Over the next few days, the shaving cut became larger and the man reported swelling on his neck and a low-grade fever. He spent five days in the hospital and is expected to make a full recovery.

"The most likely thing would be that the spores were on his hand and when he touched the open wound he transferred them," said Dr. Elena Page, a CDC occupational safety expert.

The CDC also noted that the laboratory where the man worked had not used a recommended 10-percent bleach solution to kill potential anthrax spores on storage vials because the bleach caused labels to dislodge.

The CDC said the case highlights the need for workers who regularly handle anthrax specimens to be vaccinated against the disease.
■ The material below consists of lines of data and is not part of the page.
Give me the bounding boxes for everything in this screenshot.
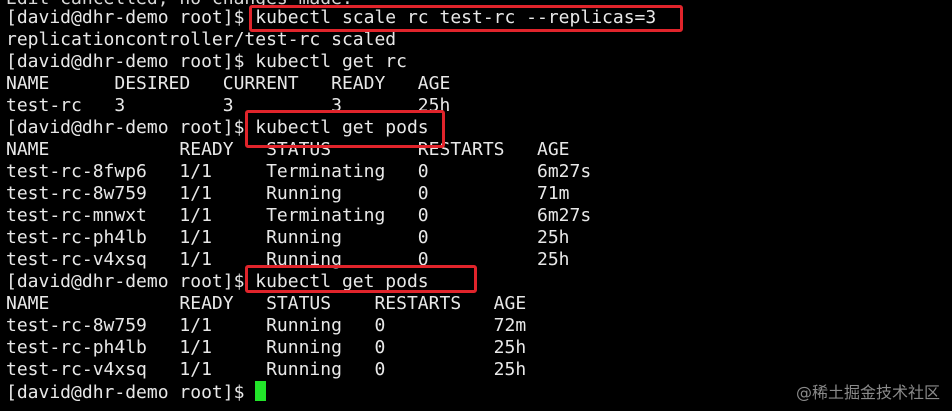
highlight-box-get-pods-command xyxy=(245,110,445,148)
pods-table-row: test-rc-ph4lb 1/1 Running 0 25h xyxy=(6,227,570,248)
terminal-line-get-rc-command: [david@dhr-demo root]$ kubectl get rc xyxy=(6,51,407,72)
watermark: @稀土掘金技术社区 xyxy=(795,383,940,402)
highlight-box-get-pods-command xyxy=(245,265,477,293)
rc-table-header: NAME DESIRED CURRENT READY AGE xyxy=(6,73,451,94)
pods-table-row: test-rc-8w759 1/1 Running 0 71m xyxy=(6,183,570,204)
pods-table-row: test-rc-v4xsq 1/1 Running 0 25h xyxy=(6,359,527,380)
pods-table-row: test-rc-ph4lb 1/1 Running 0 25h xyxy=(6,337,527,358)
pods-table-row: test-rc-8w759 1/1 Running 0 72m xyxy=(6,315,527,336)
pods-table-header: NAME READY STATUS RESTARTS AGE xyxy=(6,293,527,314)
highlight-box-scale-command xyxy=(249,5,683,32)
terminal-window[interactable]: Edit cancelled, no changes made. [david@… xyxy=(0,0,952,411)
terminal-line-scale-output: replicationcontroller/test-rc scaled xyxy=(6,29,397,50)
pods-table-row: test-rc-8fwp6 1/1 Terminating 0 6m27s xyxy=(6,161,592,182)
text-cursor xyxy=(255,381,267,401)
pods-table-row: test-rc-mnwxt 1/1 Terminating 0 6m27s xyxy=(6,205,592,226)
prompt: [david@dhr-demo root]$ xyxy=(6,382,256,403)
terminal-input-line[interactable]: [david@dhr-demo root]$ xyxy=(6,381,267,403)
Workers at many anthrax labs already are.

The private laboratory was one of several the CDC contracted with to work through a backlog of samples collected during the peak of the anthrax attacks.

The infected man has been treated with antibiotics and is expected to make a full recovery.

None of his co-workers have fallen ill and all environmental samples from the laboratory, with the exception of one taken from the top of the suspected storage vials, have tested negative for anthrax, the CDC said.

Five people died and 13 others became infected with anthrax in 2001 during an outbreak linked to mail delivered in the weeks following the Sept. 11 attacks on the United States.

The last case, that of a 94-year-old Connecticut woman, was reported on Nov. 20. The woman died of inhalational anthrax, the most serious form of the disease, the next day.

The CDC, which was in the forefront of the battle to respond to the outbreak, has contracted with a number of private laboratories to process a backlog of specimens collected during the height of the scare.

The CDC has listed the Texas case as suspected anthrax because a swab of the man's lesion had been processed in his own laboratory, raising the possibility that it might have occurred due to cross-contamination.

It noted, however, that the man's symptoms and environmental exposure were consistent with skin anthrax.